Da diese Argumente allein nicht ausreichen würden, werden anschließend konsequentialistische Argumente genannt, bei denen die Folgen von Biopatenten in den Mittelpunkt gestellt werden: 1. bestehe das Risiko, dass Biopatente zu einer Monopolisierung auf dem Saatgutmarkt und damit zu einem Hindernis für den Fortschritt führten. 2. gefährdeten sie über viele Generationen gepflegtes traditionelles Wissen, dass durch Patentierung in privates Eigentum überführt würde.

Theoretisch-ethisch argumentiert, führte Frau Dr. Kordecki schließlich aus, dass die Natur zwar nicht unantastbar sei, der Mensch aber ihren Eigenwert ignoriere. Die Güter der Erde müssten gerecht an alle verteilt werden. Auf Biopatente solle man verzichten und stattdessen den Sortenschutz stärken und ein entsprechendes Regelwerk für Tierrassen schaffen.
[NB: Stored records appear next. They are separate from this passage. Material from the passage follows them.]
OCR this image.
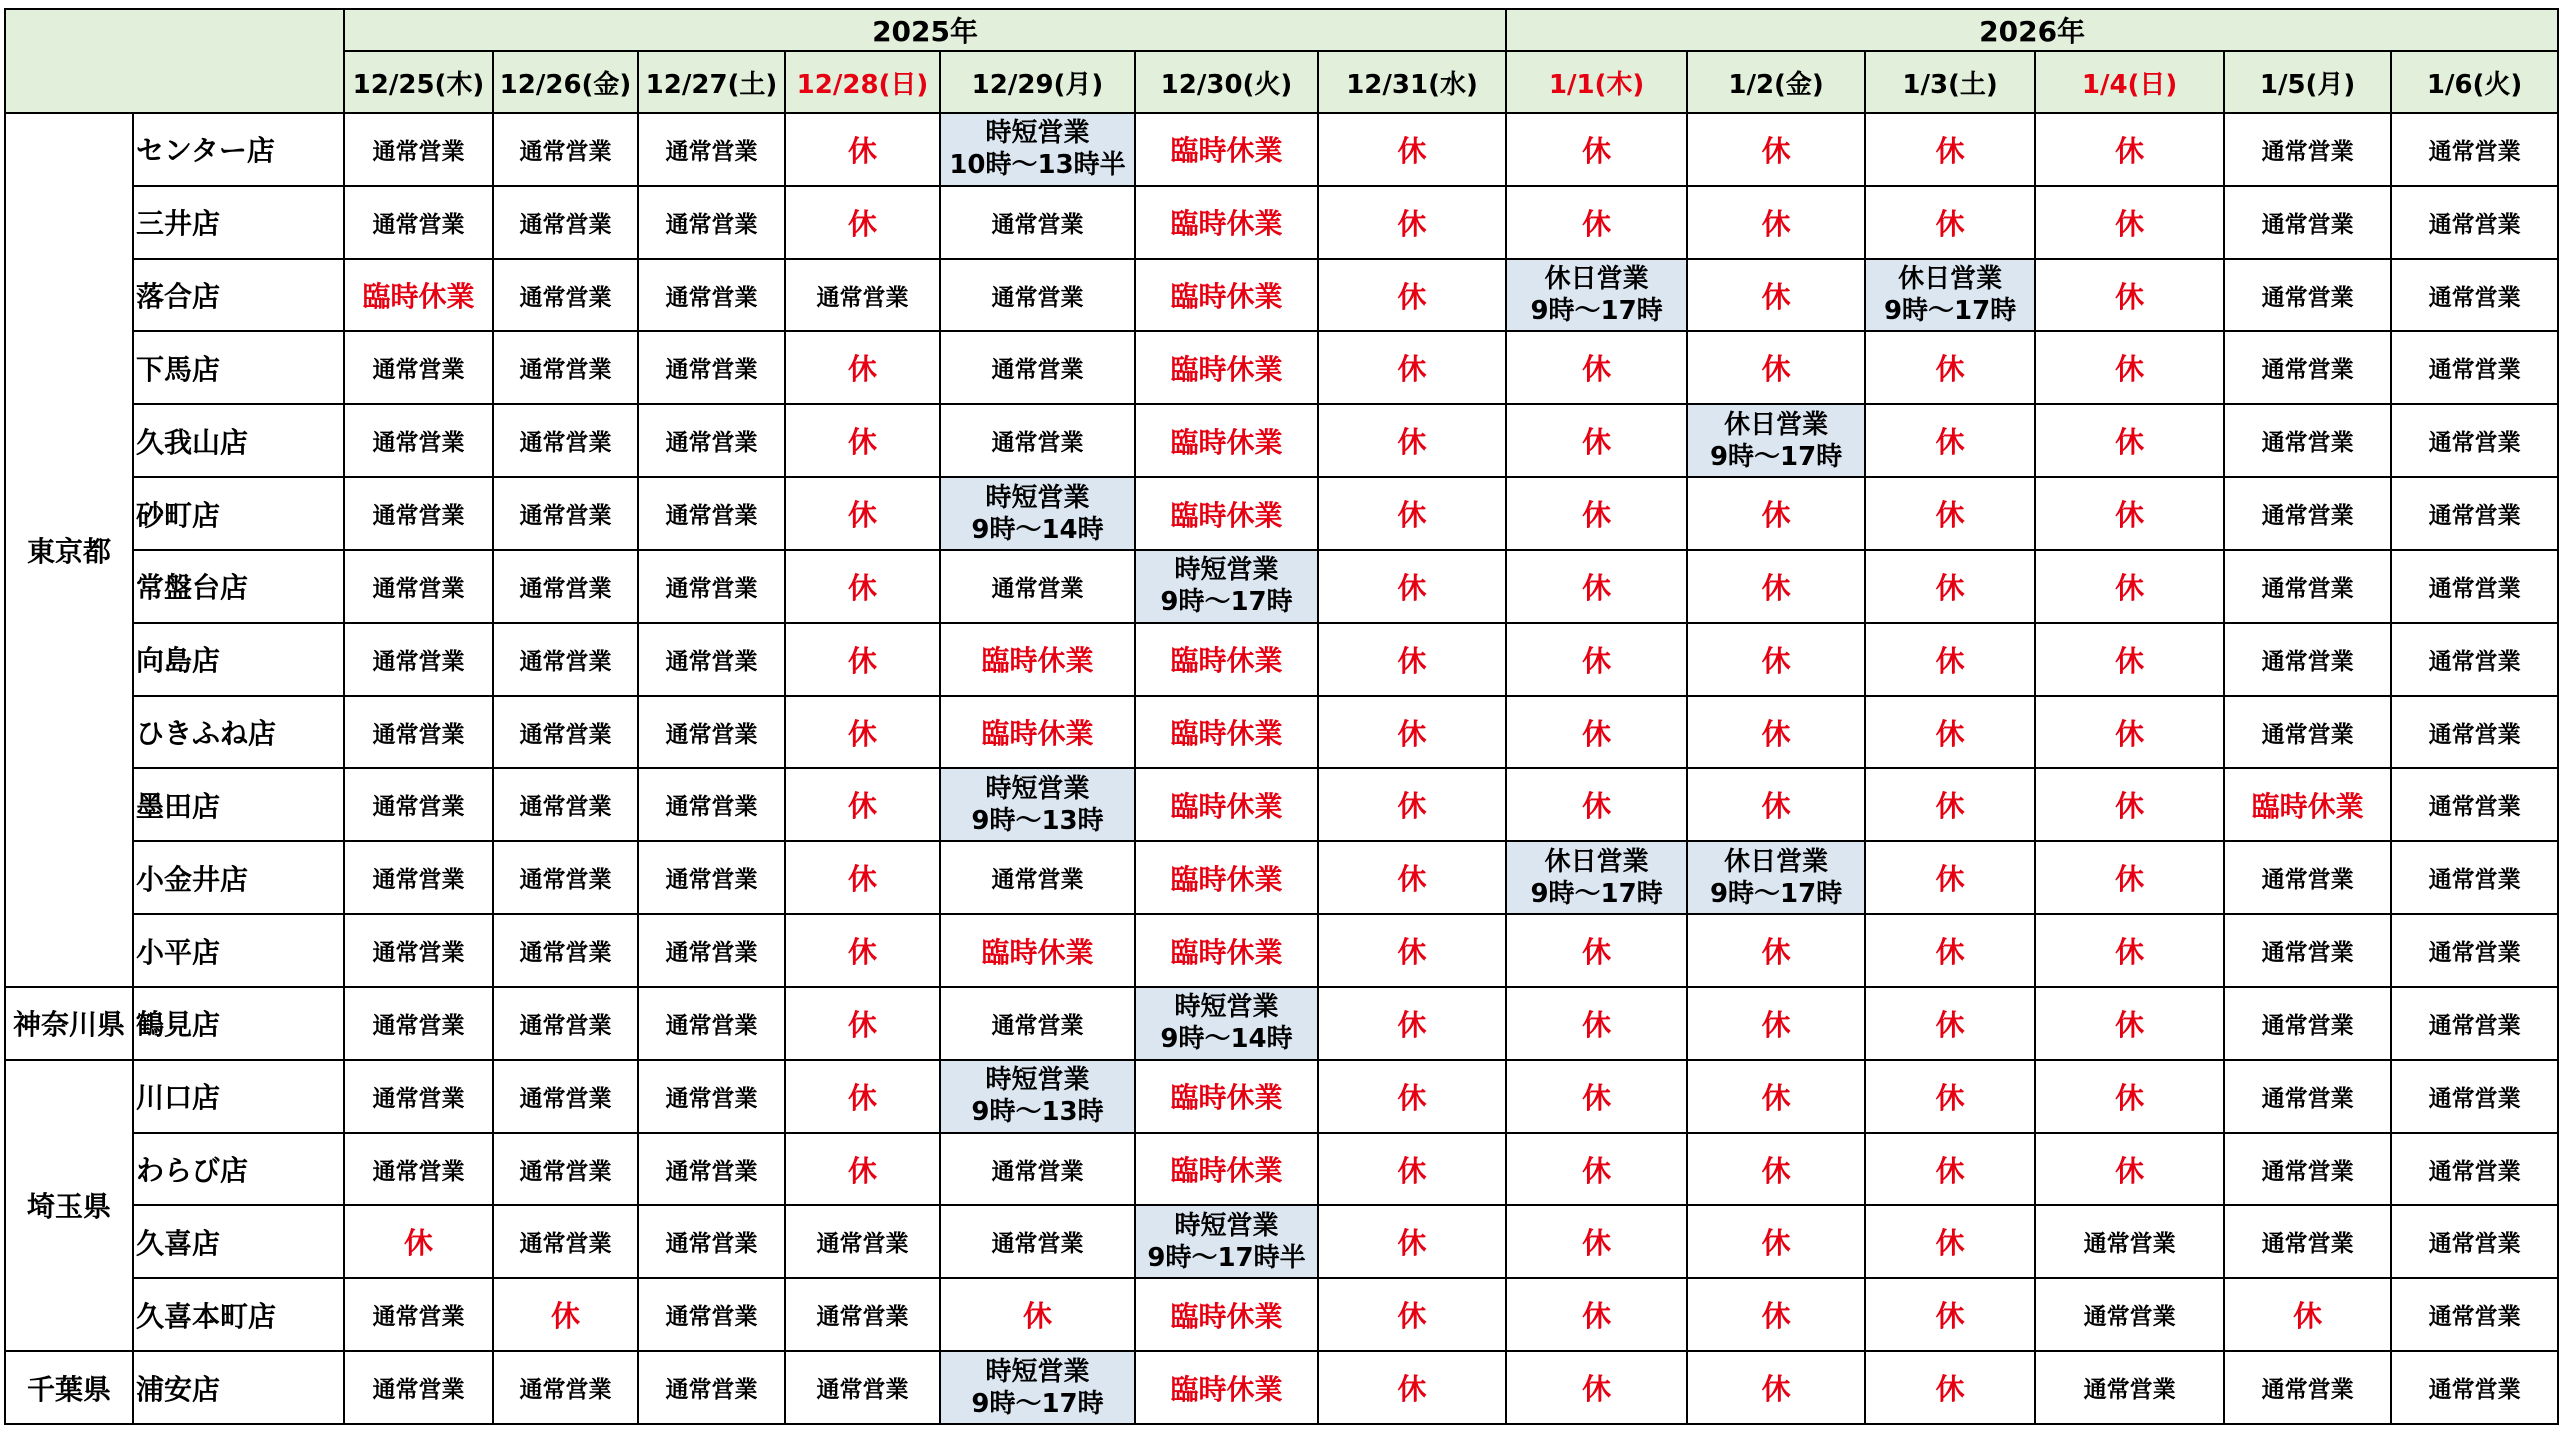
		2025年							2026年					
		12/25(木)	12/26(金)	12/27(土)	12/28(日)	12/29(月)	12/30(火)	12/31(水)	1/1(木)	1/2(金)	1/3(土)	1/4(日)	1/5(月)	1/6(火)
東京都	センター店	通常営業	通常営業	通常営業	休	時短営業
10時～13時半	臨時休業	休	休	休	休	休	通常営業	通常営業
	三井店	通常営業	通常営業	通常営業	休	通常営業	臨時休業	休	休	休	休	休	通常営業	通常営業
	落合店	臨時休業	通常営業	通常営業	通常営業	通常営業	臨時休業	休	休日営業
9時～17時	休	休日営業
9時～17時	休	通常営業	通常営業
	下馬店	通常営業	通常営業	通常営業	休	通常営業	臨時休業	休	休	休	休	休	通常営業	通常営業
	久我山店	通常営業	通常営業	通常営業	休	通常営業	臨時休業	休	休	休日営業
9時～17時	休	休	通常営業	通常営業
	砂町店	通常営業	通常営業	通常営業	休	時短営業
9時～14時	臨時休業	休	休	休	休	休	通常営業	通常営業
	常盤台店	通常営業	通常営業	通常営業	休	通常営業	時短営業
9時～17時	休	休	休	休	休	通常営業	通常営業
	向島店	通常営業	通常営業	通常営業	休	臨時休業	臨時休業	休	休	休	休	休	通常営業	通常営業
	ひきふね店	通常営業	通常営業	通常営業	休	臨時休業	臨時休業	休	休	休	休	休	通常営業	通常営業
	墨田店	通常営業	通常営業	通常営業	休	時短営業
9時～13時	臨時休業	休	休	休	休	休	臨時休業	通常営業
	小金井店	通常営業	通常営業	通常営業	休	通常営業	臨時休業	休	休日営業
9時～17時	休日営業
9時～17時	休	休	通常営業	通常営業
	小平店	通常営業	通常営業	通常営業	休	臨時休業	臨時休業	休	休	休	休	休	通常営業	通常営業
神奈川県	鶴見店	通常営業	通常営業	通常営業	休	通常営業	時短営業
9時～14時	休	休	休	休	休	通常営業	通常営業
埼玉県	川口店	通常営業	通常営業	通常営業	休	時短営業
9時～13時	臨時休業	休	休	休	休	休	通常営業	通常営業
	わらび店	通常営業	通常営業	通常営業	休	通常営業	臨時休業	休	休	休	休	休	通常営業	通常営業
	久喜店	休	通常営業	通常営業	通常営業	通常営業	時短営業
9時～17時半	休	休	休	休	通常営業	通常営業	通常営業
	久喜本町店	通常営業	休	通常営業	通常営業	休	臨時休業	休	休	休	休	通常営業	休	通常営業
千葉県	浦安店	通常営業	通常営業	通常営業	通常営業	時短営業
9時～17時	臨時休業	休	休	休	休	通常営業	通常営業	通常営業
Vom Europäischen Patentamt forderte sie eine bessere Technik-Folgen-Abschätzung und eine externe unabhängige Kontrolle.

Der Grünen-Europaabgeordnete Martin Häusling, einer der Initiatoren der fraktionsübergreifenden Resolution des Parlaments, schloss sich der Kritik am Europäischen Patentamt an: Es seien hauptsächlich große multinationale Konzerne wie Monsanto oder Syngenta, die Biopatente einreichten, um sich mit diesen Märkte zu sichern. Ziel des Patentamts sei es, möglichst viele Patente zu verteilen, da es von den Gebühren (mit-)finanziert werde. Der Einrichtung fehle es Häusling zufolge an demokratischer Kontrolle und Unabhängigkeit.
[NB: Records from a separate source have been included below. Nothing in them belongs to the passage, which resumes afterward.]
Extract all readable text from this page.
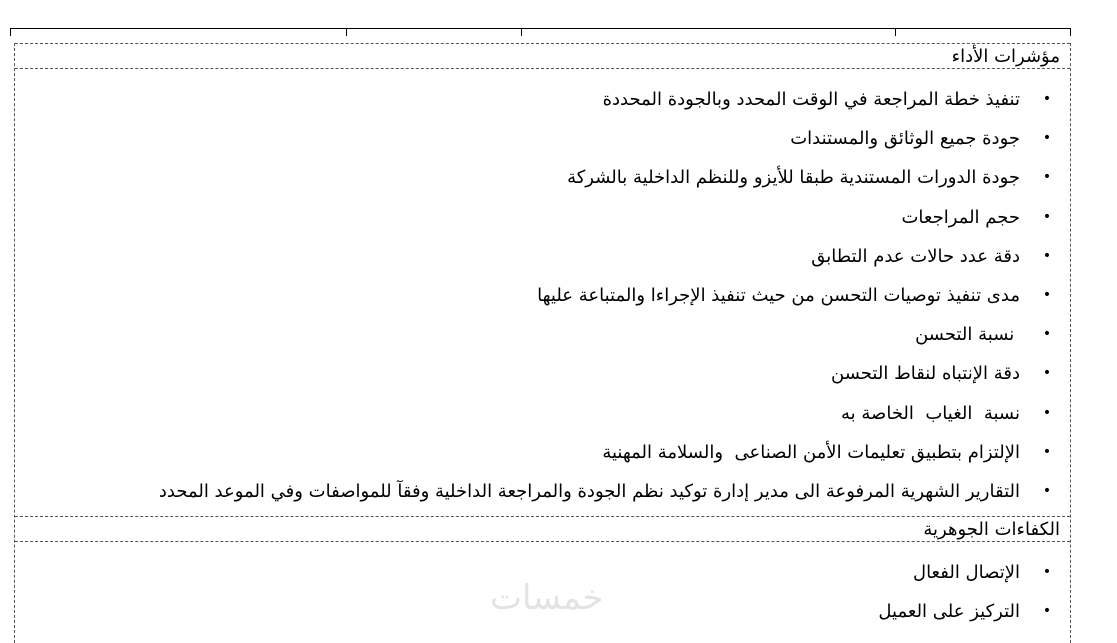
مؤشرات الأداء
•
تنفيذ خطة المراجعة في الوقت المحدد وبالجودة المحددة
•
جودة جميع الوثائق والمستندات
•
جودة الدورات المستندية طبقا للأيزو وللنظم الداخلية بالشركة
•
حجم المراجعات
•
دقة عدد حالات عدم التطابق
•
مدى تنفيذ توصيات التحسن من حيث تنفيذ الإجراءا والمتباعة عليها
•
نسبة التحسن
•
دقة الإنتباه لنقاط التحسن
•
نسبة  الغياب  الخاصة به
•
الإلتزام بتطبيق تعليمات الأمن الصناعى  والسلامة المهنية
•
التقارير الشهرية المرفوعة الى مدير إدارة توكيد نظم الجودة والمراجعة الداخلية وفقآ للمواصفات وفي الموعد المحدد
الكفاءات الجوهرية
•
الإتصال الفعال
•
التركيز على العميل
خمسات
Oswald Schröder, Sprecher des Europäischen Patentamts in München, erklärte die rechtlichen und institutionellen Grundlagen des europäischen Patentwesens. Er betonte, dass der Biotechnologiesektor zu einem wichtigen Wirtschaftszweig in Europa geworden sei, in dem 22 Mio. Menschen arbeiteten. Diesen dürfe man nicht zerstören. Schröder wehrte sich gegen die Kritik seiner Vorredner: Patente seien lediglich Monopole auf Zeit, sog. "Evergreening" werde verhindert. Patentschutz gelte nur für Tiere, die in erster Generation aus patentierten Verfahren stammen, nicht aber für deren Nachkommen. Das Patentamt arbeite nicht im rechtsfreien Raum, es arbeite nach geltenden Gesetzen. So seien beispielsweise Erfindungen, die gegen die öffentliche Ordnung oder die Moral verstoßen, nicht patentierbar. Außerdem sei es jedem möglich, Einspruch gegen ein Patent zu erheben.
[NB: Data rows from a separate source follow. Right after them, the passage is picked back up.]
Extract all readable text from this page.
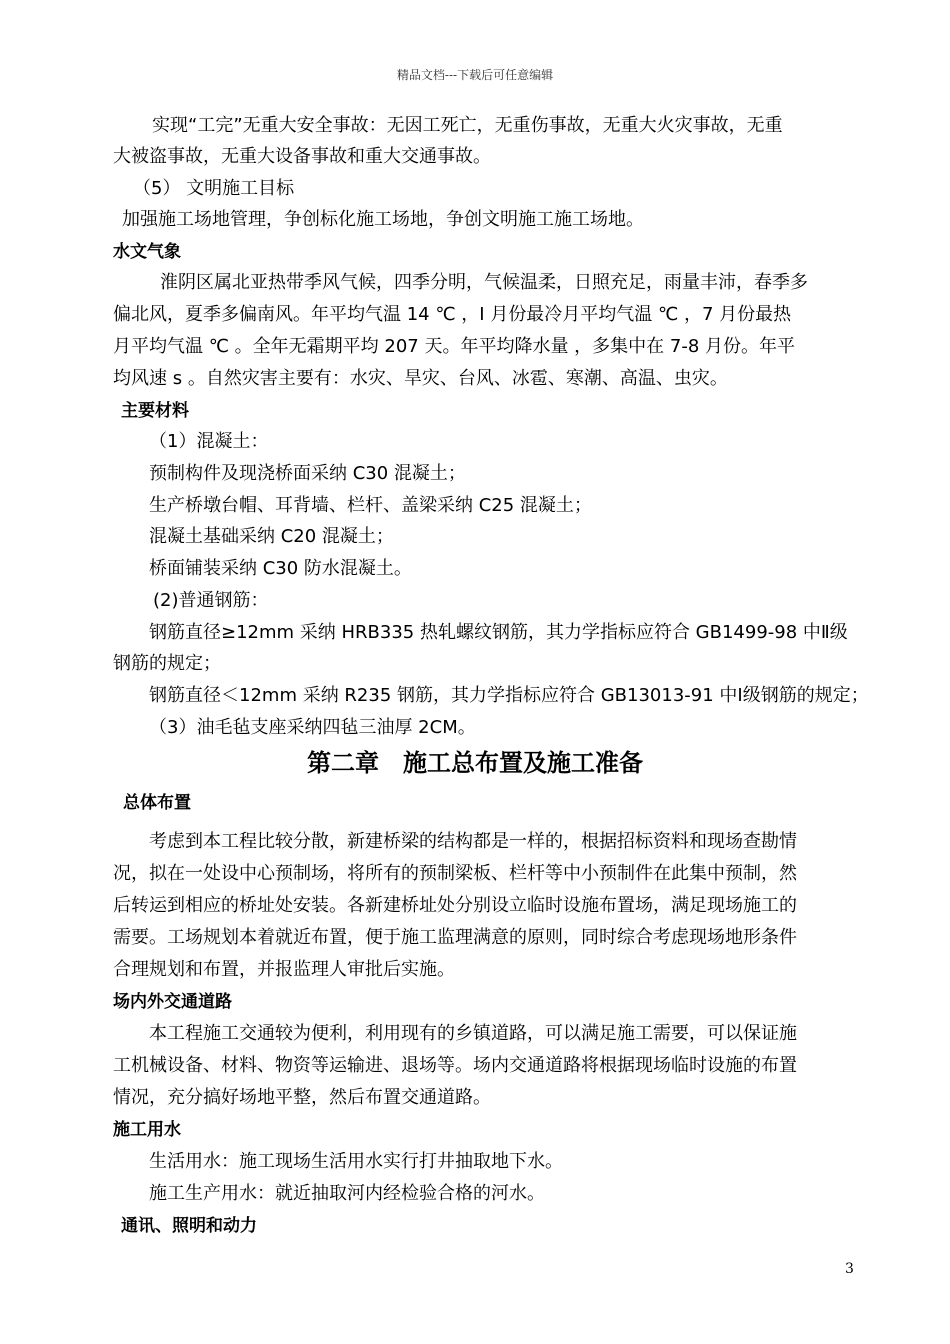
精品文档---下载后可任意编辑
实现“工完”无重大安全事故：无因工死亡，无重伤事故，无重大火灾事故，无重
大被盗事故，无重大设备事故和重大交通事故。
（5） 文明施工目标
加强施工场地管理，争创标化施工场地，争创文明施工施工场地。
水文气象
淮阴区属北亚热带季风气候，四季分明，气候温柔，日照充足，雨量丰沛，春季多
偏北风，夏季多偏南风。年平均气温 14 ℃ ，Ⅰ 月份最冷月平均气温 ℃ ，7 月份最热
月平均气温 ℃ 。全年无霜期平均 207 天。年平均降水量 ，多集中在 7-8 月份。年平
均风速 s 。自然灾害主要有：水灾、旱灾、台风、冰雹、寒潮、高温、虫灾。
主要材料
（1）混凝土：
预制构件及现浇桥面采纳 C30 混凝土；
生产桥墩台帽、耳背墙、栏杆、盖梁采纳 C25 混凝土；
混凝土基础采纳 C20 混凝土；
桥面铺装采纳 C30 防水混凝土。
(2)普通钢筋：
钢筋直径≥12mm 采纳 HRB335 热轧螺纹钢筋，其力学指标应符合 GB1499-98 中Ⅱ级
钢筋的规定；
钢筋直径＜12mm 采纳 R235 钢筋，其力学指标应符合 GB13013-91 中Ⅰ级钢筋的规定；
（3）油毛毡支座采纳四毡三油厚 2CM。
总体布置
考虑到本工程比较分散，新建桥梁的结构都是一样的，根据招标资料和现场查勘情
况，拟在一处设中心预制场，将所有的预制梁板、栏杆等中小预制件在此集中预制，然
后转运到相应的桥址处安装。各新建桥址处分别设立临时设施布置场，满足现场施工的
需要。工场规划本着就近布置，便于施工监理满意的原则，同时综合考虑现场地形条件
合理规划和布置，并报监理人审批后实施。
场内外交通道路
本工程施工交通较为便利，利用现有的乡镇道路，可以满足施工需要，可以保证施
工机械设备、材料、物资等运输进、退场等。场内交通道路将根据现场临时设施的布置
情况，充分搞好场地平整，然后布置交通道路。
施工用水
生活用水：施工现场生活用水实行打井抽取地下水。
施工生产用水：就近抽取河内经检验合格的河水。
通讯、照明和动力
第二章　施工总布置及施工准备
3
In der anschließenden Podiumsdiskussion (moderiert von Dr. Monika Müller, Studienleiterin für Ökologie und Umweltpolitik an der Evangelischen Akademie Loccum) wurde die Frage der Unabhängigkeit des Patentsamts wieder aufgenommen, die sich auch deswegen stelle, da die Behörde sich zu einem großen Teil über die Patentgebühren finanziere. Dr. Gudrun Kordecki und Michael Häusling forderten das Europäische Patentamt auf, transparenter zu arbeiten. Es müsse mehr Vor- und Nachkontrolle geschehen und eine Ethikkommission eingesetzt werden, die Folgenabschätzungen vornimmt. Häusling sprach sich dafür aus, Pflanzen und Tiere nicht wie technische Erfindungen patentierbar zu machen, sondern hierfür ein eigenes Recht zu schaffen. Weiterhin angesprochen wurde die Verantwortung der Politik, tragfähige Regeln für die Problematik der Biopatente zu beschließen.